MUTEK 2024 | Eno, un documentaire performatif
Dans le cadre de sa 25e édition, le festival MUTEK a invité le réalisateur Gary Hustwit pour présenter son plus récent documentaire sur le musicien, compositeur, producteur et artiste visuel Brian Eno. Un projet qui a débuté il y a cinq ans, rassemblant des archives des cinquante dernières années ponctuées par une entrevue entre Hustwit et Eno lui-même.
On peut statuer dès le départ que n’importe quoi sur Brian Eno aurait été très intéressant, et que le réalisateur aurait pu se contenter de présenter l’information selon les règles habituelles du documentaire, de façon chronologique. À notre grand bonheur, Hustwit en a décidé autrement en partant de la prémisse qui se demande ce que ça donnerait de monter le film de façon générative, et le lien avec Eno allait de soi au point que l’artiste ait accepté la proposition avec enthousiasme.
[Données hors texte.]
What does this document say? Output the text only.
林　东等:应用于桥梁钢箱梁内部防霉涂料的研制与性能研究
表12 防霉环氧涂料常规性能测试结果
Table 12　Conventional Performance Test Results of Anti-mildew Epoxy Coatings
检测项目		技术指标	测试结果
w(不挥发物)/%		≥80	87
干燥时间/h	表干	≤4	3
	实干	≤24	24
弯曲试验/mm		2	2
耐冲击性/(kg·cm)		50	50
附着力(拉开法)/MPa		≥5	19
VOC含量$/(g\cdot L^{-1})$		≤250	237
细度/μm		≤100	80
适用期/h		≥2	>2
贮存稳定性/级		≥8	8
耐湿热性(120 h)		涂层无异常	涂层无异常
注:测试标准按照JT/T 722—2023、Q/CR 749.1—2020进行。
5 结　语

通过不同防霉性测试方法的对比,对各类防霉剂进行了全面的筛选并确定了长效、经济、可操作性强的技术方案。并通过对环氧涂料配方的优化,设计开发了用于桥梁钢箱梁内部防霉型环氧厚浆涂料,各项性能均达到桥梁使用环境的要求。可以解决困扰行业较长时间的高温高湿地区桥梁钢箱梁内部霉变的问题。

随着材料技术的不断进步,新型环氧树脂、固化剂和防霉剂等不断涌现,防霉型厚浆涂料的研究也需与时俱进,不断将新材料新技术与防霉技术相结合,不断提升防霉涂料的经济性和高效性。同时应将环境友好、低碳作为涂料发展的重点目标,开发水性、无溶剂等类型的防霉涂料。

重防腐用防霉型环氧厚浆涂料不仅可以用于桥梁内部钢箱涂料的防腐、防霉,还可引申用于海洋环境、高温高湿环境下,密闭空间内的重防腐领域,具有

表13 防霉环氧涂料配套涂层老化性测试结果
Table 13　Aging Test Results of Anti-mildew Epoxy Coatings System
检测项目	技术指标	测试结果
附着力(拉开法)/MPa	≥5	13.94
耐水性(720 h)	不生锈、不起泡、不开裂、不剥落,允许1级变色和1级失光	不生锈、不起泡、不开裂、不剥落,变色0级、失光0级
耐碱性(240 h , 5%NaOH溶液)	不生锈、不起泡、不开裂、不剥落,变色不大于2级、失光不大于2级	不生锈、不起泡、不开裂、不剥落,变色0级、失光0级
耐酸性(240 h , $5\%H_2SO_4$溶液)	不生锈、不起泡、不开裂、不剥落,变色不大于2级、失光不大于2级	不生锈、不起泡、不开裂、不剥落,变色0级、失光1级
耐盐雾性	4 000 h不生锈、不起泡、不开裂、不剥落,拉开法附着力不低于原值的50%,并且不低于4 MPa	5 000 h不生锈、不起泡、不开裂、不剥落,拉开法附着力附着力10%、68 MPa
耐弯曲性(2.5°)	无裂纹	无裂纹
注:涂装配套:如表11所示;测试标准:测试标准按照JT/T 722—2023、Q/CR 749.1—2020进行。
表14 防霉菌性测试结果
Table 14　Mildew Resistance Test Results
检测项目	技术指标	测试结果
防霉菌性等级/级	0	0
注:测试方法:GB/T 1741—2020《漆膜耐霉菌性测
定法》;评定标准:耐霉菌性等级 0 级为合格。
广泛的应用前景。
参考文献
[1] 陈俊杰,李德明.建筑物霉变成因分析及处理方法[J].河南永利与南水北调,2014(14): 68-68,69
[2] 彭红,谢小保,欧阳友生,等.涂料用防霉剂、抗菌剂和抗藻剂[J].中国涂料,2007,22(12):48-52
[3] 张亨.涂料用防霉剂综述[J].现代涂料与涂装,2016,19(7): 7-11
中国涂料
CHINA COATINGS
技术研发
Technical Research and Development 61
On se retrouve donc avec un entrelacement de sujets d’entrevue approfondis par les archives, créant des liens entre un point de vue qui a parfois des décennies de recul et le point de vue au moment de l’archive. Dans cette dynamique, Eno ouvre quelques-uns de ses cahiers de notes qui relatent le processus créatif derrière telle chanson, album ou projet, incluant des dessins de sa fille durant sa période abstraite ou une liste d’épicerie ordonnée de telle façon. Il écoute également des extraits de ses cassettes numériques (DAT) sur lesquelles il chantonne des idées de mélodies, ou sauvegarde une réflexion développée durant une marche dans son jardin.
Pour celles et ceux qui connaissent bien Brian Eno, le documentaire sert de retrouvaille avec un des artistes les plus importants de sa génération. Hustwit monte en direct son documentaire et nous fait passer de façon non-linéaire par Roxy Music, les débuts de la musique ambiante, la trilogie de Berlin avec David Bowie, l’influence de Fela Kuti sur l’identité sonore de Talking Heads, l’utilisation de l’informatique dans celle de Laurie Anderson, l’expérimentation en studio avec U2 et Daniel Lanois, etc.
Bien que l’approche générative fasse écho au processus créatif d’Eno, ce n’est pas l’élément qui se démarque le plus du documentaire. On est plutôt marqué et touché par l’humilité et la générosité avec laquelle Eno revient sur ses différentes façons de créer, en s’inspirant de la nature et de la manière aléatoire avec laquelle la vie semble évoluer, du hasard heureux ou malheureux qui en découle comme le flot d’une rivière.
Ces sources d’inspiration nous mènent à des outils physiques comme le paquet de cartes Oblique Strategies, ou numériques avec la multiplication des applications de la musique générative. Hustwit propose un magnifique documentaire qui nous fait sentir chanceux de vivre à la même époque que Brian Eno.